Senator RENNICK: That’s not the question I asked. That’s right; they are getting income streams. That’s not the question I asked. Is it good for the environment? I’m well aware of what’s going on in South West Queensland with the mulga and locking up all of the mulga. These farms are being locked up. You’re destroying the groundcover, which also absorbs a lot of carbon. You’re going to bring in wild pests.

Senator Watt: I’m doing this? You’re saying ‘you’re locking up this land’? Are you saying I’m doing this?

Senator RENNICK: Part of the net zero strategy is somehow you’re going to do carbon capture by letting trees grow, which are already growing out there anyway. We’re basically paying farmers to do something that’s happening as it is. But that’s going to have a long-term detrimental impact.

Senator Watt: So, giving them income streams?

Senator RENNICK: No, it’s going to have a long-term detrimental impact on the shires because farmers are leaving the shires. The paddocks are going to get locked up, and so there’s a risk of fire. There’s a risk of pests—dingoes, goats, wild cats and wild pigs in particular as well—that are going to take over those blocks because they’re not being managed. That’s not good for the environment. Or you can take Moonie, where they’re proposing to put in up to potentially 700 cubic metres of liquid CO2 into the Great Artesian Basin. Again, why are we doing this? It seems to me that the regions are basically wearing all of the impact, and the environment itself, on the altar of renewables and net zero?

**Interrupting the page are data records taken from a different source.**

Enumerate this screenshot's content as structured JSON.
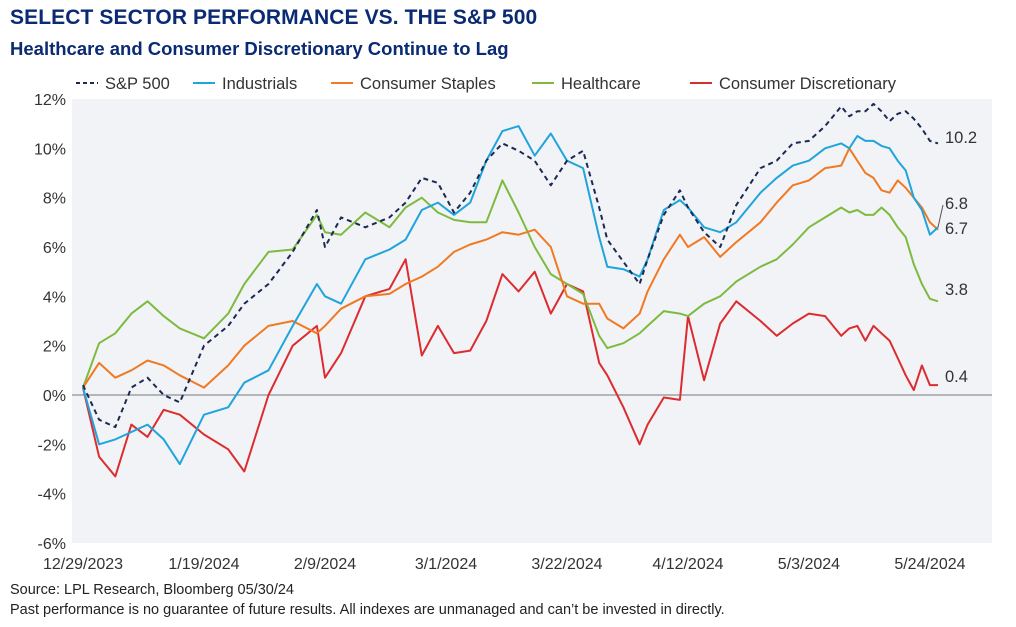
{
  "header": {
    "title": "SELECT SECTOR PERFORMANCE VS. THE S&P 500",
    "subtitle": "Healthcare and Consumer Discretionary Continue to Lag"
  },
  "footer": {
    "source": "Source: LPL Research, Bloomberg 05/30/24",
    "disclaimer": "Past performance is no guarantee of future results. All indexes are unmanaged and can’t be invested in directly."
  },
  "chart_data": {
    "type": "line",
    "title": "SELECT SECTOR PERFORMANCE VS. THE S&P 500",
    "subtitle": "Healthcare and Consumer Discretionary Continue to Lag",
    "xlabel": "",
    "ylabel": "",
    "ylim": [
      -6,
      12
    ],
    "xlim": [
      0,
      106
    ],
    "yticks": [
      -6,
      -4,
      -2,
      0,
      2,
      4,
      6,
      8,
      10,
      12
    ],
    "ytick_labels": [
      "-6%",
      "-4%",
      "-2%",
      "0%",
      "2%",
      "4%",
      "6%",
      "8%",
      "10%",
      "12%"
    ],
    "xticks": [
      0,
      15,
      30,
      45,
      60,
      75,
      90,
      105
    ],
    "xtick_labels": [
      "12/29/2023",
      "1/19/2024",
      "2/9/2024",
      "3/1/2024",
      "3/22/2024",
      "4/12/2024",
      "5/3/2024",
      "5/24/2024"
    ],
    "grid": false,
    "legend_position": "top",
    "background": "#f2f3f7",
    "series": [
      {
        "name": "S&P 500",
        "color": "#1b2a52",
        "dash": true,
        "end_label": "10.2",
        "x": [
          0,
          2,
          4,
          6,
          8,
          10,
          12,
          15,
          18,
          20,
          23,
          26,
          29,
          30,
          32,
          35,
          38,
          40,
          42,
          44,
          46,
          48,
          50,
          52,
          54,
          56,
          58,
          60,
          62,
          64,
          65,
          67,
          69,
          70,
          72,
          74,
          75,
          77,
          79,
          81,
          84,
          86,
          88,
          90,
          92,
          94,
          95,
          96,
          97,
          98,
          99,
          100,
          101,
          102,
          103,
          104,
          105,
          106
        ],
        "y": [
          0.4,
          -1.0,
          -1.3,
          0.3,
          0.7,
          0,
          -0.3,
          2.0,
          2.8,
          3.7,
          4.5,
          5.8,
          7.5,
          6.0,
          7.2,
          6.8,
          7.2,
          7.8,
          8.8,
          8.6,
          7.4,
          8.2,
          9.5,
          10.2,
          9.9,
          9.5,
          8.5,
          9.5,
          9.9,
          7.6,
          6.3,
          5.4,
          4.5,
          5.5,
          7.3,
          8.3,
          7.6,
          6.6,
          6.0,
          7.7,
          9.2,
          9.5,
          10.2,
          10.3,
          10.9,
          11.7,
          11.3,
          11.5,
          11.5,
          11.8,
          11.5,
          11.1,
          11.4,
          11.5,
          11.2,
          10.8,
          10.3,
          10.2
        ]
      },
      {
        "name": "Industrials",
        "color": "#1fa4dc",
        "dash": false,
        "end_label": "6.8",
        "x": [
          0,
          2,
          4,
          6,
          8,
          10,
          12,
          15,
          18,
          20,
          23,
          26,
          29,
          30,
          32,
          35,
          38,
          40,
          42,
          44,
          46,
          48,
          50,
          52,
          54,
          56,
          58,
          60,
          62,
          64,
          65,
          67,
          69,
          70,
          72,
          74,
          75,
          77,
          79,
          81,
          84,
          86,
          88,
          90,
          92,
          94,
          95,
          96,
          97,
          98,
          99,
          100,
          101,
          102,
          103,
          104,
          105,
          106
        ],
        "y": [
          0.3,
          -2.0,
          -1.8,
          -1.5,
          -1.2,
          -1.8,
          -2.8,
          -0.8,
          -0.5,
          0.5,
          1.0,
          2.8,
          4.5,
          4.0,
          3.7,
          5.5,
          5.9,
          6.3,
          7.5,
          7.8,
          7.3,
          7.8,
          9.5,
          10.7,
          10.9,
          9.7,
          10.6,
          9.5,
          9.2,
          6.4,
          5.2,
          5.1,
          4.8,
          5.5,
          7.5,
          7.9,
          7.6,
          6.8,
          6.6,
          7.0,
          8.2,
          8.8,
          9.3,
          9.5,
          10.0,
          10.2,
          10.0,
          10.5,
          10.3,
          10.3,
          10.1,
          10.0,
          9.5,
          9.1,
          8.0,
          7.5,
          6.5,
          6.8
        ]
      },
      {
        "name": "Consumer Staples",
        "color": "#f07a22",
        "dash": false,
        "end_label": "6.7",
        "x": [
          0,
          2,
          4,
          6,
          8,
          10,
          12,
          15,
          18,
          20,
          23,
          26,
          29,
          30,
          32,
          35,
          38,
          40,
          42,
          44,
          46,
          48,
          50,
          52,
          54,
          56,
          58,
          60,
          62,
          64,
          65,
          67,
          69,
          70,
          72,
          74,
          75,
          77,
          79,
          81,
          84,
          86,
          88,
          90,
          92,
          94,
          95,
          96,
          97,
          98,
          99,
          100,
          101,
          102,
          103,
          104,
          105,
          106
        ],
        "y": [
          0.3,
          1.3,
          0.7,
          1.0,
          1.4,
          1.2,
          0.8,
          0.3,
          1.2,
          2.0,
          2.8,
          3.0,
          2.5,
          2.8,
          3.5,
          4.0,
          4.1,
          4.5,
          4.8,
          5.2,
          5.8,
          6.1,
          6.3,
          6.6,
          6.5,
          6.7,
          6.0,
          4.0,
          3.7,
          3.7,
          3.1,
          2.7,
          3.3,
          4.2,
          5.5,
          6.5,
          6.0,
          6.4,
          5.6,
          6.2,
          7.0,
          7.8,
          8.5,
          8.7,
          9.2,
          9.3,
          10.0,
          9.5,
          9.0,
          8.8,
          8.3,
          8.2,
          8.7,
          8.4,
          8.0,
          7.6,
          7.0,
          6.7
        ]
      },
      {
        "name": "Healthcare",
        "color": "#7dbb3f",
        "dash": false,
        "end_label": "3.8",
        "x": [
          0,
          2,
          4,
          6,
          8,
          10,
          12,
          15,
          18,
          20,
          23,
          26,
          29,
          30,
          32,
          35,
          38,
          40,
          42,
          44,
          46,
          48,
          50,
          52,
          54,
          56,
          58,
          60,
          62,
          64,
          65,
          67,
          69,
          70,
          72,
          74,
          75,
          77,
          79,
          81,
          84,
          86,
          88,
          90,
          92,
          94,
          95,
          96,
          97,
          98,
          99,
          100,
          101,
          102,
          103,
          104,
          105,
          106
        ],
        "y": [
          0.3,
          2.1,
          2.5,
          3.3,
          3.8,
          3.2,
          2.7,
          2.3,
          3.3,
          4.5,
          5.8,
          5.9,
          7.3,
          6.6,
          6.5,
          7.4,
          6.8,
          7.6,
          8.0,
          7.4,
          7.1,
          7.0,
          7.0,
          8.7,
          7.4,
          6.0,
          4.9,
          4.5,
          4.1,
          2.4,
          1.9,
          2.1,
          2.5,
          2.8,
          3.4,
          3.3,
          3.2,
          3.7,
          4.0,
          4.6,
          5.2,
          5.5,
          6.1,
          6.8,
          7.2,
          7.6,
          7.4,
          7.5,
          7.3,
          7.3,
          7.6,
          7.3,
          6.8,
          6.4,
          5.3,
          4.5,
          3.9,
          3.8
        ]
      },
      {
        "name": "Consumer Discretionary",
        "color": "#dc2c2f",
        "dash": false,
        "end_label": "0.4",
        "x": [
          0,
          2,
          4,
          6,
          8,
          10,
          12,
          15,
          18,
          20,
          23,
          26,
          29,
          30,
          32,
          35,
          38,
          40,
          42,
          44,
          46,
          48,
          50,
          52,
          54,
          56,
          58,
          60,
          62,
          64,
          65,
          67,
          69,
          70,
          72,
          74,
          75,
          77,
          79,
          81,
          84,
          86,
          88,
          90,
          92,
          94,
          95,
          96,
          97,
          98,
          99,
          100,
          101,
          102,
          103,
          104,
          105,
          106
        ],
        "y": [
          0.3,
          -2.5,
          -3.3,
          -1.2,
          -1.7,
          -0.6,
          -0.8,
          -1.6,
          -2.2,
          -3.1,
          0,
          2.0,
          2.8,
          0.7,
          1.7,
          4.0,
          4.3,
          5.5,
          1.6,
          2.8,
          1.7,
          1.8,
          3.0,
          4.9,
          4.2,
          5.0,
          3.3,
          4.5,
          4.2,
          1.3,
          0.8,
          -0.5,
          -2.0,
          -1.2,
          -0.1,
          -0.2,
          3.2,
          0.6,
          2.9,
          3.8,
          3.0,
          2.4,
          2.9,
          3.3,
          3.2,
          2.4,
          2.7,
          2.8,
          2.2,
          2.8,
          2.5,
          2.2,
          1.5,
          0.8,
          0.2,
          1.2,
          0.4,
          0.4
        ]
      }
    ],
    "reference_line": {
      "y": 0,
      "color": "#777777"
    }
  }
}
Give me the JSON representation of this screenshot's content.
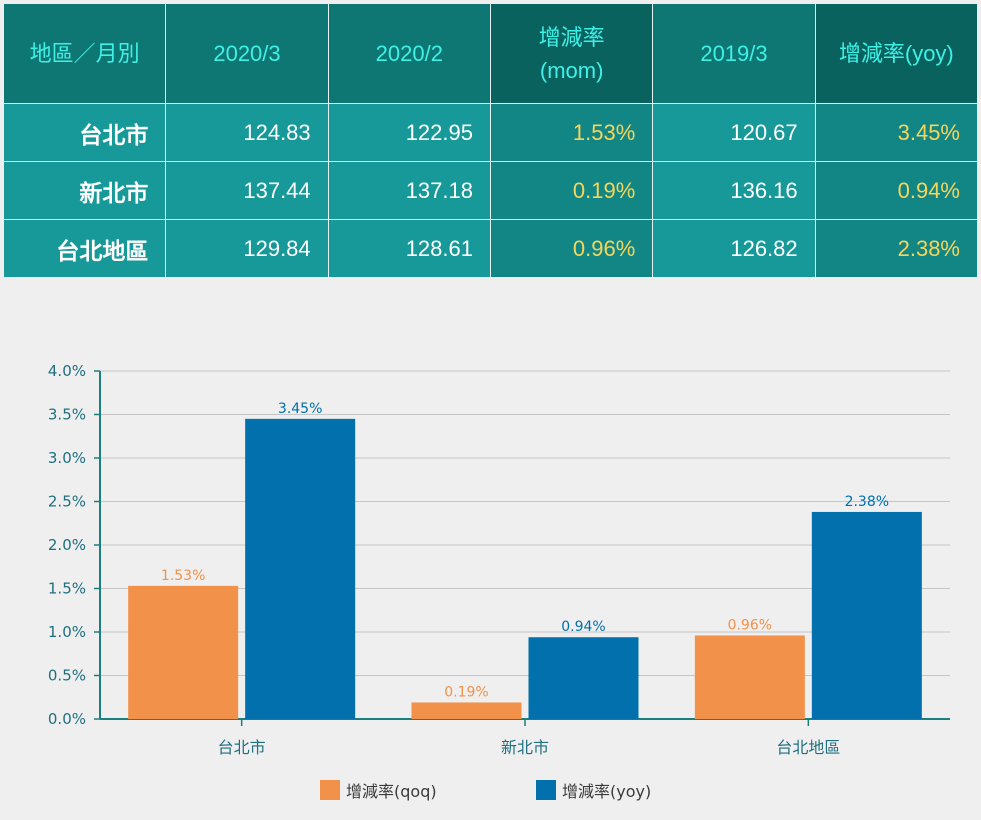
{
  "table": {
    "headers": [
      "地區／月別",
      "2020/3",
      "2020/2",
      "增減率\n(mom)",
      "2019/3",
      "增減率(yoy)"
    ],
    "rows": [
      {
        "region": "台北市",
        "v2020_3": "124.83",
        "v2020_2": "122.95",
        "mom": "1.53%",
        "v2019_3": "120.67",
        "yoy": "3.45%"
      },
      {
        "region": "新北市",
        "v2020_3": "137.44",
        "v2020_2": "137.18",
        "mom": "0.19%",
        "v2019_3": "136.16",
        "yoy": "0.94%"
      },
      {
        "region": "台北地區",
        "v2020_3": "129.84",
        "v2020_2": "128.61",
        "mom": "0.96%",
        "v2019_3": "126.82",
        "yoy": "2.38%"
      }
    ]
  },
  "chart_data": {
    "type": "bar",
    "categories": [
      "台北市",
      "新北市",
      "台北地區"
    ],
    "series": [
      {
        "name": "增減率(qoq)",
        "values": [
          1.53,
          0.19,
          0.96
        ],
        "labels": [
          "1.53%",
          "0.19%",
          "0.96%"
        ],
        "color": "#f2914a"
      },
      {
        "name": "增減率(yoy)",
        "values": [
          3.45,
          0.94,
          2.38
        ],
        "labels": [
          "3.45%",
          "0.94%",
          "2.38%"
        ],
        "color": "#0170ad"
      }
    ],
    "yticks": [
      "0.0%",
      "0.5%",
      "1.0%",
      "1.5%",
      "2.0%",
      "2.5%",
      "3.0%",
      "3.5%",
      "4.0%"
    ],
    "ylim": [
      0,
      4
    ],
    "grid": true,
    "legend": "bottom",
    "axis_color": "#1a7f7f",
    "label_color": "#1f6f80"
  }
}
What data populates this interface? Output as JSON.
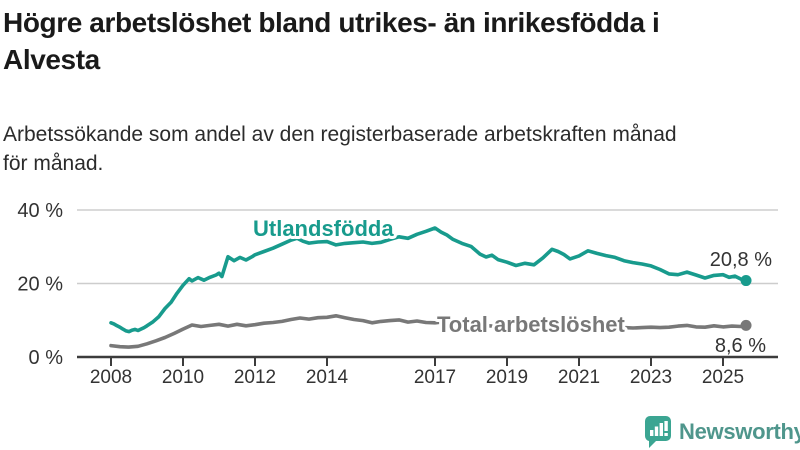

Senator Watt: I guess it depends how you look at it. You say the regions are wearing the pain or whatever words you used were. I would argue that regions stand to gain more than anywhere else from the renewable rollout because of the jobs that will be created as a result of renewables, and because of the new income streams that farmers and others will gain. I think that’s pretty good.

Senator RENNICK: No, that’s a one-off, that job creation.

Senator Watt: No, they’re not one-off.

Senator RENNICK: It’s only a handful of farmers. There will be winners and losers. If you have a farm next to the windfarm, you lose. You pick up the noise.

Senator Watt: There are many farmers who, under various different state regimes, also receive an income payment because they neighbour land that has renewable infrastructure on them.

Senator RENNICK: That’s right. All of that extra cost will be transferred into higher energy prices. That will basically ruin any chance we have of restoring manufacturing after the Button plan of ’85 that destroyed manufacturing in this country. If we want to get back on our feet as a country, we need cheaper energy. Farmers need to be focused on primary production, not on artificial forms of energy that are only surviving due to heavy subsidies.

Senator Watt: You might want to tell farmers that they shouldn’t generate income streams from renewables. That’s not my position.

Senator RENNICK: That’s up to them.

Senator Watt: Yes, it is. That’s exactly right.

Senator RENNICK: The point is that’s not good for the environment if we’re going to have 70 per cent of agricultural land, as this report over the weekend has said, basically covered in windfarms or solar farms. That’s not good for the environment. I thought the whole point of net zero was to save the environment, and yet it looks like we’re going to trash it in order to save it. I’ll leave that as a comment.

Senator Watt: I think your career in the Senate has demonstrated very clearly—

Senator RENNICK: Don’t start making personal reflections.

Senator Watt: I think your career in the Senate has demonstrated that you don’t accept the science of climate change and don’t support renewables. I know other senators, like Senator Canavan, share those views. You are always going to oppose these measures. We obviously disagree on that.

Senator RENNICK: I support the environment and protecting the environment and protecting jobs. Some 70 per cent of agricultural land being covered in windfarms and solar panels is not good for the environment.